Let's take a moment and consider this latter notion with specific regard to what is currently taking place at CIMBA. As part of their self-awareness, self-regulation training at CIMBA, the MBA students have been wearing their SUUNTO personal performance measurement instruments, which wirelessly measures heart rate, heart rate variability, respiratory rates, and other neuro- and bio-feedback variables. Being able to watch and observe them become more and more cognizant of their physiology as they confront typical day-to-day MBA activities is making CIMBA a very interesting place to be this fall. And to all of you MBA alums: yes, they do wear the watches during class time with color-coded heart rates for each student projected on the wall. When a student "disappears" mentally to "Tahiti," the professor and the class know it immediately by the color code being projected.

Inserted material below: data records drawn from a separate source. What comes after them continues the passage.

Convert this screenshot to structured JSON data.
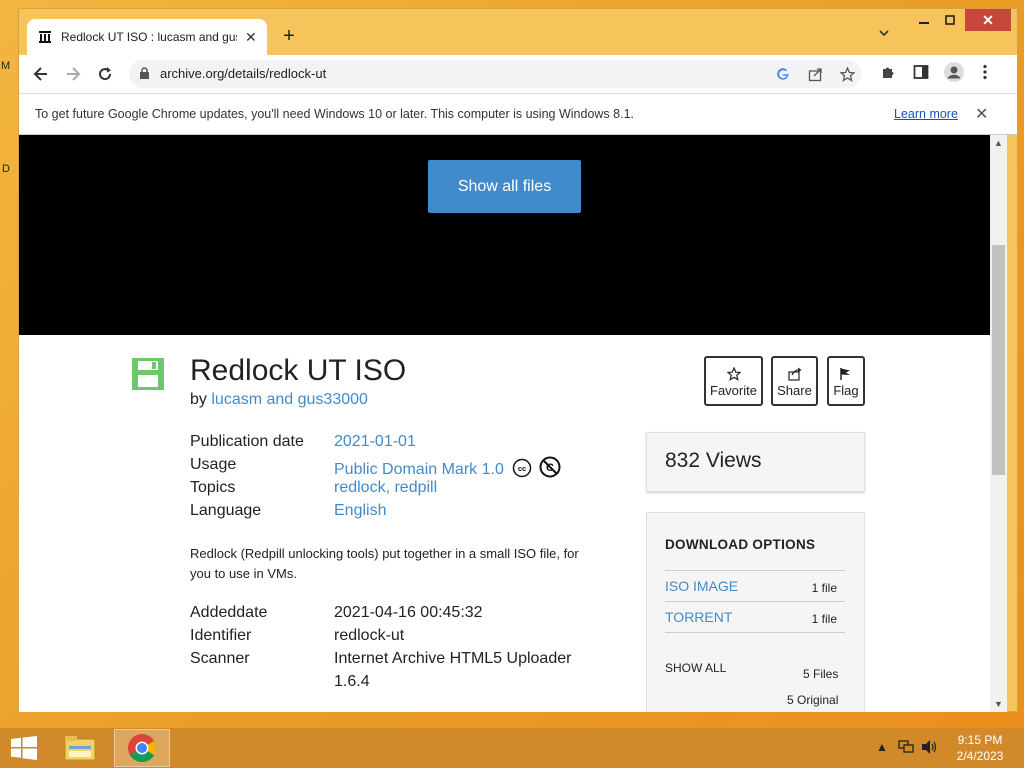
{
  "desktop": {
    "fragments": [
      "M",
      "D"
    ]
  },
  "browser": {
    "tab_title": "Redlock UT ISO : lucasm and gus",
    "url": "archive.org/details/redlock-ut",
    "infobar": {
      "message": "To get future Google Chrome updates, you'll need Windows 10 or later. This computer is using Windows 8.1.",
      "link": "Learn more"
    }
  },
  "page": {
    "show_all_files": "Show all files",
    "title": "Redlock UT ISO",
    "by_prefix": "by",
    "author": "lucasm and gus33000",
    "actions": {
      "favorite": "Favorite",
      "share": "Share",
      "flag": "Flag"
    },
    "metadata": {
      "publication_date_label": "Publication date",
      "publication_date": "2021-01-01",
      "usage_label": "Usage",
      "usage": "Public Domain Mark 1.0",
      "topics_label": "Topics",
      "topic_1": "redlock",
      "topic_2": "redpill",
      "language_label": "Language",
      "language": "English"
    },
    "description": "Redlock (Redpill unlocking tools) put together in a small ISO file, for you to use in VMs.",
    "details": {
      "addeddate_label": "Addeddate",
      "addeddate": "2021-04-16 00:45:32",
      "identifier_label": "Identifier",
      "identifier": "redlock-ut",
      "scanner_label": "Scanner",
      "scanner_line1": "Internet Archive HTML5 Uploader",
      "scanner_line2": "1.6.4"
    },
    "views": "832 Views",
    "download": {
      "heading": "DOWNLOAD OPTIONS",
      "options": [
        {
          "name": "ISO IMAGE",
          "count": "1 file"
        },
        {
          "name": "TORRENT",
          "count": "1 file"
        }
      ],
      "show_all": "SHOW ALL",
      "files_count": "5 Files",
      "original_count": "5 Original"
    }
  },
  "taskbar": {
    "time": "9:15 PM",
    "date": "2/4/2023"
  },
  "colors": {
    "link": "#428bca",
    "button": "#428bca",
    "chrome_frame": "#f7c45b",
    "taskbar": "#d08a2a"
  }
}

As you can well imagine, the personal performance measurement instrument is having interesting impacts on individual and group dynamics. Later this month, they will go through their first emotion elicitation experiences where, in addition to the personal performance instrument, they will also be wired to measure both skin conductance and EEG. Oh, I almost forgot to tell you; they also wore their personal performance measurement instruments during the high-ropes program with the typical heart rate at the top of the pole (you fulltime MBA alums do remember the 30-foot pole, don't you?) being in the 175 range. Every day is a new learning experience as CIMBA students travel the most holistic MBA leadership development learning path on the planet. Be proud!